12. The method of claim 11, wherein the one or more inference scores comprise a plurality of inference scores for a set of the images that includes the context, and the selecting is based at least on an analysis of the plurality of inference scores.

13. The method of claim 11, wherein the inference score is generated using the at least one neural network in a first period of training the at least one neural network and the use of the image is in a second period of the training.

14. The method of claim 11, wherein generating the image comprises generating a mask based at least on identifying regions of the object in the image and applying the mask to the image.

15. The method of claim 11, wherein the selection of the context is based at least on determining that at least one of the one or more inference scores is below a threshold.

16. The method of claim 11, wherein the one or more inference scores correspond to a first cropped region of the background and the object is said integrated with a second cropped region of the background different from the first cropped region.

17. The method of claim 11, wherein the context is a context type and the method further comprises synthetically generating the context based at least on the context type.

18. A system, comprising:

one or more processors; and

one or more memory devices storing instructions that, when executed by the one or more processors, cause the one or more processors to perform operations comprising:

based at least on modifying a background of an object using a mask, obtaining at least one neural network trained to perform a prediction task on the image using an input generated from the mask corresponding to the object in the image;

generating a mask corresponding to an object in an image, wherein the object has a background in the image;

generating an input to the at least one neural network using the mask, the input capturing the object with at least a portion of the background; and

generating at least one prediction of the prediction task based at least on applying the input to the at least one neural network.

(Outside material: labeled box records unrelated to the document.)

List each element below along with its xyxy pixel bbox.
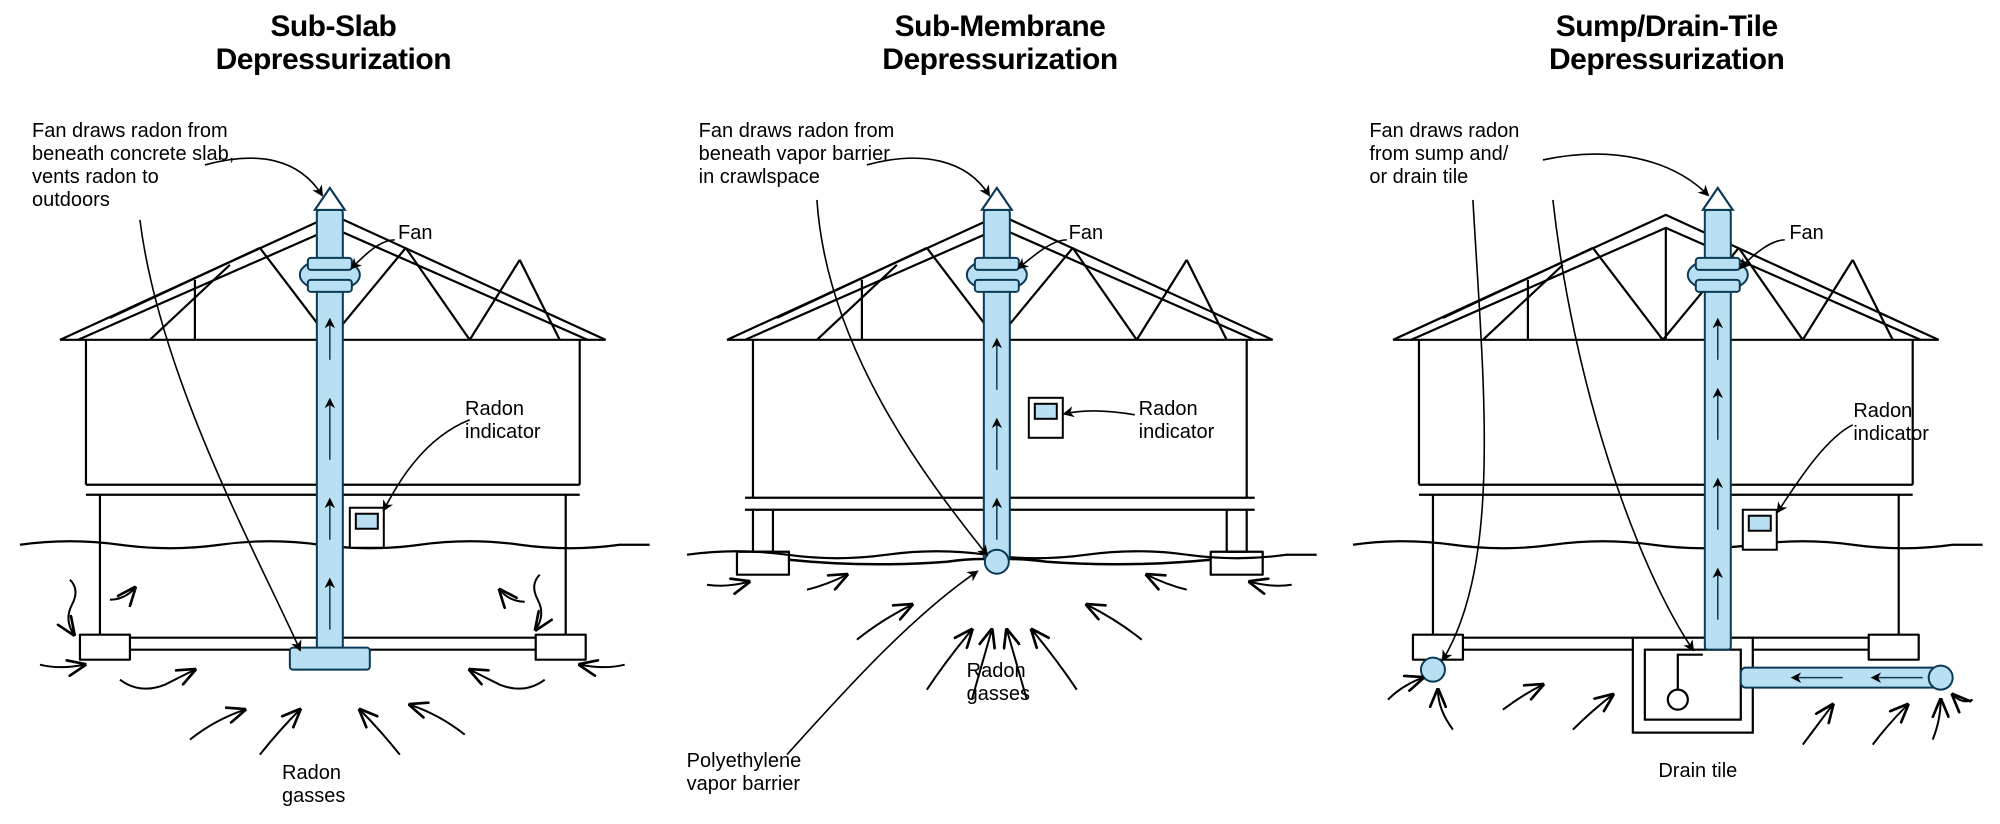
label-fan: Fan bbox=[1069, 222, 1103, 245]
label-radon-indicator: Radon indicator bbox=[1853, 400, 1929, 446]
panel-sub-membrane: Sub-Membrane Depressurization bbox=[667, 0, 1334, 824]
panel-sump-drain: Sump/Drain-Tile Depressurization bbox=[1333, 0, 2000, 824]
panel-sub-slab: Sub-Slab Depressurization bbox=[0, 0, 667, 824]
label-fan-desc: Fan draws radon from beneath vapor barri… bbox=[699, 120, 949, 189]
label-drain-tile: Drain tile bbox=[1658, 760, 1737, 783]
label-radon-gasses: Radon gasses bbox=[967, 660, 1030, 706]
label-radon-gasses: Radon gasses bbox=[282, 762, 345, 808]
label-vapor-barrier: Polyethylene vapor barrier bbox=[687, 750, 802, 796]
label-fan-desc: Fan draws radon from beneath concrete sl… bbox=[32, 120, 282, 212]
page: Sub-Slab Depressurization bbox=[0, 0, 2000, 824]
label-fan-desc: Fan draws radon from sump and/ or drain … bbox=[1369, 120, 1589, 189]
panels-row: Sub-Slab Depressurization bbox=[0, 0, 2000, 824]
label-radon-indicator: Radon indicator bbox=[465, 398, 541, 444]
label-fan: Fan bbox=[398, 222, 432, 245]
label-radon-indicator: Radon indicator bbox=[1139, 398, 1215, 444]
label-fan: Fan bbox=[1789, 222, 1823, 245]
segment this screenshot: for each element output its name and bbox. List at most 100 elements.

19. The system of claim 18, wherein the input comprises a first input representing at least a portion of the image and a second input representing at least a portion of the mask, wherein the image comprises the object with at least a portion of the background.

20. The system of claim 18, wherein the generating of the input comprises generating image data based at least on modifying the background using the mask, and at least a portion of the input corresponds to the image data.

21. The system of claim 18, wherein the generating is based at least on fusing a first set of inference scores corresponding to a first portion of the input representing at least a portion of the image of the object including at least a portion of the background and a second set of inference scores corresponding to a second portion of the input representing at least a portion of the mask.

22. The system of claim 18, wherein the operations are performed by at least one of:

a control system for an autonomous or semi-autonomous machine;

a perception system of an autonomous or semi-autonomous machine;

a system for performing a simulation operation;

a system to perform deep learning operations;

a system implemented using an edge device;

a system implemented using a robot;

a system that merges one or more Virtual Machines (VMs);

a system implemented at least in part at a data center; or

A system implemented at least in part using cloud computing resources.